In any event, it is with great pleasure that I finally get to mention his name on this blog. Richard M. Cook has written a new biography of Kazin, aptly titled, “Alfred Kazin: A Biography,” and the New York Times ran a review of the book in yesterday’s paper.

The Times’ William Grimes wrote that Cook, who teaches American Literature at the University of Missouri, St. Louis, is “conscientious and thoroughgoing.” But, later, Grimes says Cook “suffers from excessive politeness”:

He bends over so far to be fair that you can almost feel the sinews straining. Kazin was not, by most accounts, a pleasant person. He could be self-absorbed, rude, condescending and humorless.

We’re left to assume that Cook must have made Kazin out to be a pleasant person. Grimes never bothers to back his ‘sinew straining’ assessment with any actual evidence. Instead, he offers tongue-in-cheek congratulations to Cook for taking Kazin to task for his serial philandering.

Towards the end of the piece, here’s how Grimes summarizes Kazin:

As a literary critic, Kazin remained true to himself and his moment. This was his strength and his weakness. Everything, for him, was personal. A critic who could lash out at bedroom wallpaper for being sickening “with its irrelevance,” he engaged writers with an almost audacious presumption, feeling the contours of their psyches and clutching them in an intimate, passionate embrace.
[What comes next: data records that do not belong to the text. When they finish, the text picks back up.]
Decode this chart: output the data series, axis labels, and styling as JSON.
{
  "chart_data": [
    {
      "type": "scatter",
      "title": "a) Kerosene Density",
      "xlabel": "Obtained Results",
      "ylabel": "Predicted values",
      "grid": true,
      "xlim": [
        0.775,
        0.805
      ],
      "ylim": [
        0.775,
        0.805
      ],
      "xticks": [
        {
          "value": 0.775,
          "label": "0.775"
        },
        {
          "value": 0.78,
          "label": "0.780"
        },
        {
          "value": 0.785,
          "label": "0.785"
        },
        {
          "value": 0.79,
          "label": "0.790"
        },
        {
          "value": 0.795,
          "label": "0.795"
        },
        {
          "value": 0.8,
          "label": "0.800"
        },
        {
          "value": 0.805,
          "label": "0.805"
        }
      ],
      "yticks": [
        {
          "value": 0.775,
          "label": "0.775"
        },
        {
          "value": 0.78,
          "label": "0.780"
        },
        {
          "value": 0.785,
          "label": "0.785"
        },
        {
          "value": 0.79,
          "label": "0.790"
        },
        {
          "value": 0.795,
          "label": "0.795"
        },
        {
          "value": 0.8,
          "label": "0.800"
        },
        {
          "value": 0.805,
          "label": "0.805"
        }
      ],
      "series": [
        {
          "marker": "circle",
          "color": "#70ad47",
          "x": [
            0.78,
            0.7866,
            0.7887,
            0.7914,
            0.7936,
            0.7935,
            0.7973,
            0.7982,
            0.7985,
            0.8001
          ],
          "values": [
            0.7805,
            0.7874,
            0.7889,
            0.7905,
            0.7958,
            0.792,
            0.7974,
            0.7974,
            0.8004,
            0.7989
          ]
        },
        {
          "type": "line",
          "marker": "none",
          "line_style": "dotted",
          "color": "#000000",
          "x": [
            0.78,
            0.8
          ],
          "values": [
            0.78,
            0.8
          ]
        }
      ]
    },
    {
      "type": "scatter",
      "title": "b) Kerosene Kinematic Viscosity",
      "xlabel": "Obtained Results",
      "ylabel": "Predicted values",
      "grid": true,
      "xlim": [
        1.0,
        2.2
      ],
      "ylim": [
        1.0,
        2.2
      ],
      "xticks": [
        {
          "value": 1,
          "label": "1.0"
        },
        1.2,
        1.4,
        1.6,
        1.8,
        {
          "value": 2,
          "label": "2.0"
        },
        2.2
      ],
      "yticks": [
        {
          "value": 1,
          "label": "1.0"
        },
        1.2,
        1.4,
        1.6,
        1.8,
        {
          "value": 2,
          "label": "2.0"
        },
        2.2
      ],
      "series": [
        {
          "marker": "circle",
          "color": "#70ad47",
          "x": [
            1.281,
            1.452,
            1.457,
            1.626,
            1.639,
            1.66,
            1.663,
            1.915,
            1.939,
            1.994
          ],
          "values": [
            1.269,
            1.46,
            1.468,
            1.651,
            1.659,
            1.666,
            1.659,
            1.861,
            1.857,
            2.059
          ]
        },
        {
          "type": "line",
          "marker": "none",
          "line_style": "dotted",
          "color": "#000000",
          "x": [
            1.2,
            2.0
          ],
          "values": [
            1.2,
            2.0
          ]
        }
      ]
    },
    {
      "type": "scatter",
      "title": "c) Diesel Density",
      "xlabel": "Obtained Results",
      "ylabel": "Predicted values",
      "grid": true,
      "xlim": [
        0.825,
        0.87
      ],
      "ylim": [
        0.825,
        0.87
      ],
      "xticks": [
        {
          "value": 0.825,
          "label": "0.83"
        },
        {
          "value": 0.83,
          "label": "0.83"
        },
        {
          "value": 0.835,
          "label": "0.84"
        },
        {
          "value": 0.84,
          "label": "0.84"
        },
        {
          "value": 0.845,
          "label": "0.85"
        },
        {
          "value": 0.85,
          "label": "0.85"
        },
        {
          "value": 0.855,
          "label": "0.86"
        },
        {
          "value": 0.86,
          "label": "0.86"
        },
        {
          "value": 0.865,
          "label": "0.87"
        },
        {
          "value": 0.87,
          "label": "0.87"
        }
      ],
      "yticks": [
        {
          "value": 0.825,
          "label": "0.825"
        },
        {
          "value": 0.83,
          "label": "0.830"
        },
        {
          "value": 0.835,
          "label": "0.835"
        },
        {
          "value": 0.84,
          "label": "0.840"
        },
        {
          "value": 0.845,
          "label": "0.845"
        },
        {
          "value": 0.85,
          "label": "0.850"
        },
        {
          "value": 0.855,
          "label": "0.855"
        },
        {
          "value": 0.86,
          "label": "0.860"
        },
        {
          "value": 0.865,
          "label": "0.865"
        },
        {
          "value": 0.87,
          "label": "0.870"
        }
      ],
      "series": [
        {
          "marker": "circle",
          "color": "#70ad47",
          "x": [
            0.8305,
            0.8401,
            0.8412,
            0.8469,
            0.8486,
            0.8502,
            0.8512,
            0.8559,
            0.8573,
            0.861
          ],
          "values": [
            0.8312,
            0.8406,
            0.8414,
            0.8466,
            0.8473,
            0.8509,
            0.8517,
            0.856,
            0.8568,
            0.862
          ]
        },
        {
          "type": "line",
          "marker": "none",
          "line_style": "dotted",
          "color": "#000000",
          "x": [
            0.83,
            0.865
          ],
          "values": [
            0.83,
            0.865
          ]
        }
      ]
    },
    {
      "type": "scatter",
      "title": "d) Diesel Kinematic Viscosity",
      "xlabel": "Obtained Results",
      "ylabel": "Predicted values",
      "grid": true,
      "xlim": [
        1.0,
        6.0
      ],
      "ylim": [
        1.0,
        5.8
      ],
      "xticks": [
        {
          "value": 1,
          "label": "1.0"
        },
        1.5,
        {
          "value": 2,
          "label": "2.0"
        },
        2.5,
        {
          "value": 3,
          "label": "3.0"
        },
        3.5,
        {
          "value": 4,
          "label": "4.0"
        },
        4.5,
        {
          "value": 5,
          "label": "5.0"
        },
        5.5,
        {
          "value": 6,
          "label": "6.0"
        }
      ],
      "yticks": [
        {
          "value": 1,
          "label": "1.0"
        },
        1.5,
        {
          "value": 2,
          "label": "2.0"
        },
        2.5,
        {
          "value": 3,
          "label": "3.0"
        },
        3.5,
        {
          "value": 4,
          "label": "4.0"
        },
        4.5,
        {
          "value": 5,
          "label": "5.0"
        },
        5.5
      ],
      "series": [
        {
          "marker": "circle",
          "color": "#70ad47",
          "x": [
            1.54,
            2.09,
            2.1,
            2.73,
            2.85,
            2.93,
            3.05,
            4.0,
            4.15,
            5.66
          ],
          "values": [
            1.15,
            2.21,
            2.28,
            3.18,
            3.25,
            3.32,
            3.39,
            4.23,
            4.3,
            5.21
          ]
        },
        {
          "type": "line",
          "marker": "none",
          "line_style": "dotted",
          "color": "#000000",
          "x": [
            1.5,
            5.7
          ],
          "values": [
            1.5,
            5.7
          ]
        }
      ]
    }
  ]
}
I agree with the last part of that assessment and, along that vein, I picked up my copy of “New York Jew” and found the part where Kazin talked about meeting a young Saul Bellow. I think it’s a great example of the way Kazin used simple yet vivid details to sketch a portrait of a great writer:

Through the Chicago writer Isaac Rosenfeld — whose wife, Vasiliki, was my secretary — I met Saul Bellow, who was also just in from Chicago, and who carried around with him a sense of his destiny as a novelist that excited everyone around him. Bellow was the first writer of my generation — we had been born ten days apart — who talked of Lawrence and Joyce, Hemingway and Fitzgerald, not as books in the library but as fellow operators in the same business. As I walked him across Brooklyn Bridge and around my favorite streets in Brooklyn Heights, he looked my city over with great detachment. He had the gift—without warning, it would follow a séance of brooding Jewish introspection—of making you see the most microscopic event in the street because he happened to be seeing it. In the course of some startling observations on the future of the war, the pain of Nazism, the neurotic effects of apartment-house living on his friends in New York (Chicago was different; it was a good thing to grow up in Chicago), he thought up some very funny jokes, puns, and double entendres. It was sometimes difficult to catch the punch line, he laughed so fast with hearty pleasure at things so well said. And they were well said, in a voice that already shaped its words with careful public clarity. He explained, as casually as if he were in a ball park faulting a pitcher, that Fitzgerald was weak, but Dreiser strong in the right places. He examined Hemingway’s style like a surgeon pondering another surgeon’s stitches. Then, familiarly calling on the D.H. Lawrence we all loved as our particular brother in arms, he pointed to the bilious and smoke-dirty sky over the Squibb factory on Columbia Heights. Like Lawrence, he wanted no “umbrella” between him and the essential mystery. He wanted direct contact with everything in the universe around him.